Boris Bokowski, @bokowski
Orion Dev Environment
Use the web itself as a platform for tool aggregation; jsbeautifer.org, etc; eclipse.org/orion
Anton Kovalyo, @antonkovalyo
Code Quality Tools
Gofmt, pylint…; Linters and doc tools (MDC, Better JS); JSHint, a politer fork of JSLint;
Gaurav Seth, Microsfot
Chakra JS Engine
Better use of dual cores for JS processing/compiling; See IE9 dev guide; ecmascript.org – ecmascripttest262; IE10 now available.
Testing
FuncUnit; qunit;
Ray Morgan, @raycmorgan
App vs Web
Zappos; App = native, web = html5; “Native apps aren’t that hard to write”; “Native Apps are easy to get performant”; “Should mobile web really be trying to emulate native apps..?”; Beware broken expectations; Android vs iphone vs Windows; back to basics – semantic html; progressive enhancement – test on the older technologies; Usability and simplicity; Flickr does it right and captures what the web is about; Hashbang (and Google’s spec on); keep the web the web; flex box.
Dave Herman, @littlecalculist
Modules for JS.Next
Libraries are a language’s lifeblood; NPM; JavaScript basically hands you a chunk of clay and leaves it up to you; Module pattern – (function(global){…global.var=var={};}(window)); CommonJS on server side is taking off; for(i=0;…) = WRONG b/c of the leaked global; underscore.js; I/O; Next.Js lets you declare requires and pull them without blocking the main thread; harmony.js, next.js…; eval is NOT evil (though irresponsible/uneducated use of it may be); coffescript, scheme, examples of declaratively extending html with other languages.
Toby Ho, @airportyh
Tutti, Multiple Browser JS Testing
Adam Baldwin, @adam_baldwin
Security in Web Apps
CORS headers now allow for cross-domain scripting and this can screw you if you’re working with hash bang nav techniques; evilpacket.net; OWASP/ESAPI encoder; output encoding != validation; FF has new content security policy.
Dan Webb, @danwrong
Designing Non-Shit JS APIs
jQuery today is pretty much the defacto standard because, even though it’s cobbled together under the hood; its interface is amazing; A good API = predictability, simplicity, flexibility; Don’t buck language conventions or standards.

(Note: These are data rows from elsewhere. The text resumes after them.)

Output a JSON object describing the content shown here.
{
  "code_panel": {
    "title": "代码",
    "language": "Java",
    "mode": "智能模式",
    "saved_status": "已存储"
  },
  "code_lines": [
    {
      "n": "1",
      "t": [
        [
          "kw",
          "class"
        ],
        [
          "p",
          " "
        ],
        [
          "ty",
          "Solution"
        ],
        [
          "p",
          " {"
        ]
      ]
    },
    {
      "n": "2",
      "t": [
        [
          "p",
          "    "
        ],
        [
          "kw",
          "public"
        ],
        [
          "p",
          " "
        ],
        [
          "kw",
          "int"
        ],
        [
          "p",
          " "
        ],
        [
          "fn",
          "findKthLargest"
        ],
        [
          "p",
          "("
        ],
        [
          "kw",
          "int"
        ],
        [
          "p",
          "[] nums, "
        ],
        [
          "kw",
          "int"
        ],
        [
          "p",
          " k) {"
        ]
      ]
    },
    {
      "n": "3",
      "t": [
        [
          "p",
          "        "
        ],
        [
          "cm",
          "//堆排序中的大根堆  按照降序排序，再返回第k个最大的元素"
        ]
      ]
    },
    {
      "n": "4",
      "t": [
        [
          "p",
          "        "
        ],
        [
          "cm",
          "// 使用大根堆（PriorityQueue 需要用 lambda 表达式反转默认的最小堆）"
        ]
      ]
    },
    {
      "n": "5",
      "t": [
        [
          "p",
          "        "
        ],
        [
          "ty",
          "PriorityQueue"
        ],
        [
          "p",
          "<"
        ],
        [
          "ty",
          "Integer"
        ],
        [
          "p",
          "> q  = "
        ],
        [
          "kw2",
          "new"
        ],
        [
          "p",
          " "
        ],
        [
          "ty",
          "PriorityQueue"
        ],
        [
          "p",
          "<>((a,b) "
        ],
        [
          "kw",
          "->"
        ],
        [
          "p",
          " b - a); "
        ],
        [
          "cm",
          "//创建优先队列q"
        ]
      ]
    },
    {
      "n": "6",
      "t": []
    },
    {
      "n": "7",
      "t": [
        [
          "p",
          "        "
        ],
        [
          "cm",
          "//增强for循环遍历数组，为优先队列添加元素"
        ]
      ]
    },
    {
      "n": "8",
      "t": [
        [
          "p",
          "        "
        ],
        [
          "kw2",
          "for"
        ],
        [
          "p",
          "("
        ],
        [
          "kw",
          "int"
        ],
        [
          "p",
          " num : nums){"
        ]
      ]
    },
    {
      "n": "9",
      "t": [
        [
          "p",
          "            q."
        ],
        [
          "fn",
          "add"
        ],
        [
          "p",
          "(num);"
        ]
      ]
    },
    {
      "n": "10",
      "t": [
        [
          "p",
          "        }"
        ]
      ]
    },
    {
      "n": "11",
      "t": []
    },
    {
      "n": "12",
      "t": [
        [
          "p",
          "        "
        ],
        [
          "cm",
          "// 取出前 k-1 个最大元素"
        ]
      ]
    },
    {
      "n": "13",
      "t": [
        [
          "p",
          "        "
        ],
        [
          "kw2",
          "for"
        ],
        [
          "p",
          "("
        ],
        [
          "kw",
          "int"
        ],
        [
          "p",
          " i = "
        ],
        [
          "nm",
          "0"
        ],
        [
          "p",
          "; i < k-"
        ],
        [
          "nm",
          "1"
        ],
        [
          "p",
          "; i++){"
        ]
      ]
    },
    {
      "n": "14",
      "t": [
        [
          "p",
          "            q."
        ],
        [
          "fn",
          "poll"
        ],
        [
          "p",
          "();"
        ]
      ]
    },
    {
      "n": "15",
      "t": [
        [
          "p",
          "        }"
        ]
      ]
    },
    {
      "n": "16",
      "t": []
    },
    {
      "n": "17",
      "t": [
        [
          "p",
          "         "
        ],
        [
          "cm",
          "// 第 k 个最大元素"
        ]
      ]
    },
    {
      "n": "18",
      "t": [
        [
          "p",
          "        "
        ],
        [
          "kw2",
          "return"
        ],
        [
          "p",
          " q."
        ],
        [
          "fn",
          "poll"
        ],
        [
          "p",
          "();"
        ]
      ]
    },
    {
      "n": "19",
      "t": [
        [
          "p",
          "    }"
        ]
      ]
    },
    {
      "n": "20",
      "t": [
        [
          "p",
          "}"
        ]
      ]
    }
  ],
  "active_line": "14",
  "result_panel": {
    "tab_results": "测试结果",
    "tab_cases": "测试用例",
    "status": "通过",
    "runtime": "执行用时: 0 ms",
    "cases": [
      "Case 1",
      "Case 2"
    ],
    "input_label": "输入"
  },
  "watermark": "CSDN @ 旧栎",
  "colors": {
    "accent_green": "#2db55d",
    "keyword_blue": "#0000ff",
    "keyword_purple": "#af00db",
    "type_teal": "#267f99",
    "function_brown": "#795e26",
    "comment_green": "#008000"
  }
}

Thomas Fuchs, @thomasfuchs
Zepto Mobile Framework
All major JS frameworks we know/use today came out before phones had real browsers, so in developing for a single platform (essentially, what mobile is today with Webkit) get rid of the x-browser bloat/polyfills; proprietary features can be killer – WK’s document.querySelectorAll, for example, replaces a huge JS footprint and is faster; native JSON support; array iteration gets rid of loops FTW; Some functionality (window.resize, for example) is not meaningful/relevant in the mobile context; SO, don’t download a whold bunch of code that isn’t needed (though let’s have a fallback plan for if code is run on a non-WK browser) – Zepto provides easy mechanism for replacing itself with jQuery, for example; querySelectorAll returns a node list that Fuchs turns into an arracy with slice.call; ajax, events, css, polyfills, modular, and webkit only; basecamp mobile = zepto and backbone; Small is beautiful, easier to understand, and comes with less bugs; mustache.js, lawnchair.js, backbone.js; microjs.com.